FX-neutral revenue per case improved by 0.3% in the quarter, a slowdown on recent trends, reflecting the timing of pricing actions and negative channel mix.
Net sales revenue growth was 4.5% on a currency-neutral basis and 2.6% on a reported basis compared to the prior-year quarter.
CEO Zoran Bogdanovic, commented: “We are pleased with how our actions are positioning the business to successfully capture growth opportunities in our markets. Our product portfolio is evolving to meet changing consumer preferences, and by partnering with customers we are strengthening our route to market.

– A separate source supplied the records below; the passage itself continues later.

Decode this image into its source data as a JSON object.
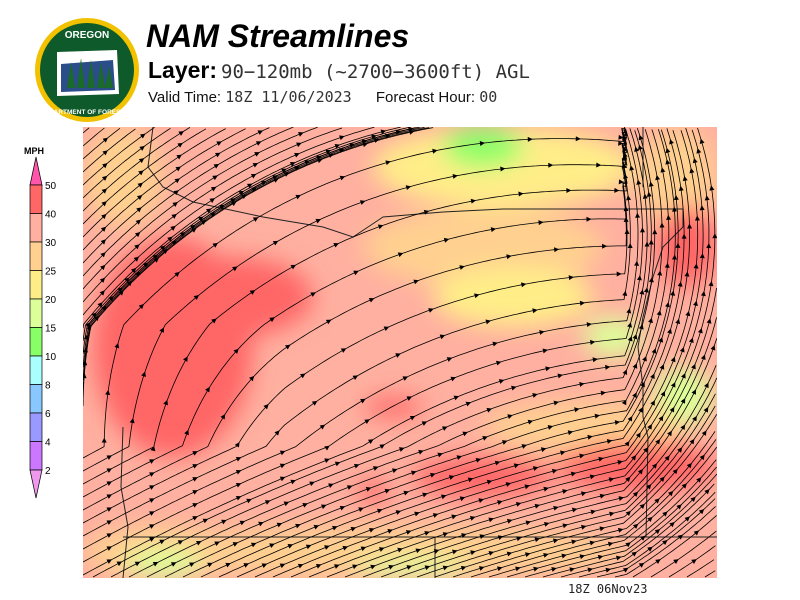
{
  "header": {
    "title": "NAM Streamlines",
    "layer_label": "Layer:",
    "layer_value": "90−120mb (~2700−3600ft) AGL",
    "valid_label": "Valid Time:",
    "valid_value": "18Z 11/06/2023",
    "forecast_label": "Forecast Hour:",
    "forecast_value": "00"
  },
  "logo": {
    "text_top": "OREGON",
    "text_bottom": "DEPARTMENT OF FORESTRY"
  },
  "legend": {
    "units": "MPH",
    "ticks": [
      "50",
      "40",
      "30",
      "25",
      "20",
      "15",
      "10",
      "8",
      "6",
      "4",
      "2"
    ],
    "colors": [
      "#ff6666",
      "#ffb0a0",
      "#ffd090",
      "#ffee88",
      "#ddff99",
      "#88ff66",
      "#aaffff",
      "#88c8ff",
      "#9999ff",
      "#cc77ff"
    ],
    "over_color": "#ff55aa",
    "under_color": "#ee99ee"
  },
  "map": {
    "stamp": "18Z 06Nov23"
  }
}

“We had a quarter of solid growth led by continued good progress in volumes against strong comparatives. As expected, the slowdown in price/mix growth primarily reflected the timing of planned pricing activity, and we expect an acceleration in the final quarter. October trading has been strong, and we look to the full year confident that 2018 will be another year of good growth in both revenue and margins.”
Just Eat (JE) has appointed former M&S finance chief Helen Weir as an independent non-executive director of the company from 1 December 2018.
She will also join the audit committee and will work closely with the current chair Andrew Griffith in anticipation of her succeeding him as chair of the committee after next year’s AGM..
She was previously CFO at Marks & Spencer (2015-2018), group finance director at John Lewis Partnership (2012-2014) and has held senior executive positions at Lloyds Banking Group and Kingfisher. She has previously served as a non-executive director at SAB Miller plc and Royal Mail Holdings
Just Eat Chairman Mike Evans said: “I am delighted to welcome Helen to the Board of Just Eat. Her significant experience with UK-listed consumer-facing businesses, combined with her finance and audit track record, will add considerable value to our Board. I look forward to her contribution as Just Eat continues to grow.”
On the markets this morning, the FTSE 100 is up another 0.3% to 7,139.7pts.
Sainsbury’s is up 1.4% to 323.6p after its better than expected profits performance, Coca-Cola HBC is up 3.3% to 2,334 after its strong third quarter and Tate & Lyle is up 2.7% to 704.4p after its first half results.
Yesterday in the City
The FTSE 100 continued its recovery yesterday rising 1.1% to 7,117.2pts.
Marks & Spencer slipped 0.5% to 300.9p after announcing a further slide in first half sales, though profits came in ahead of expectations.
It was a better day for a number of other consumer stocks, with Associated British Foods jumping 4.3% to 2,565p after Tuesday’s stronger than expected first half results.
Also on the up were British American Tobacco (BATS), up 2.5% to 3,426p, Ocado Group (OCDO), up 2.3% to 859p, Sainsbury’s (SBRY), up 2% ahead of today’s half year results to 319.1p, WH Smith (SMWH), up 1.9% to 2,1014p and Tesco (TSCO), up 1.7% to 215.7p.
Dairy Crest (DCG) rose 0.4% to 450p after posting a jump in first half profits yesterday and Kerry Group (KYGA) rose 2.9% to €93.80 after it announced a 3.5% jump in sales volumes for the nine months ended 30 September.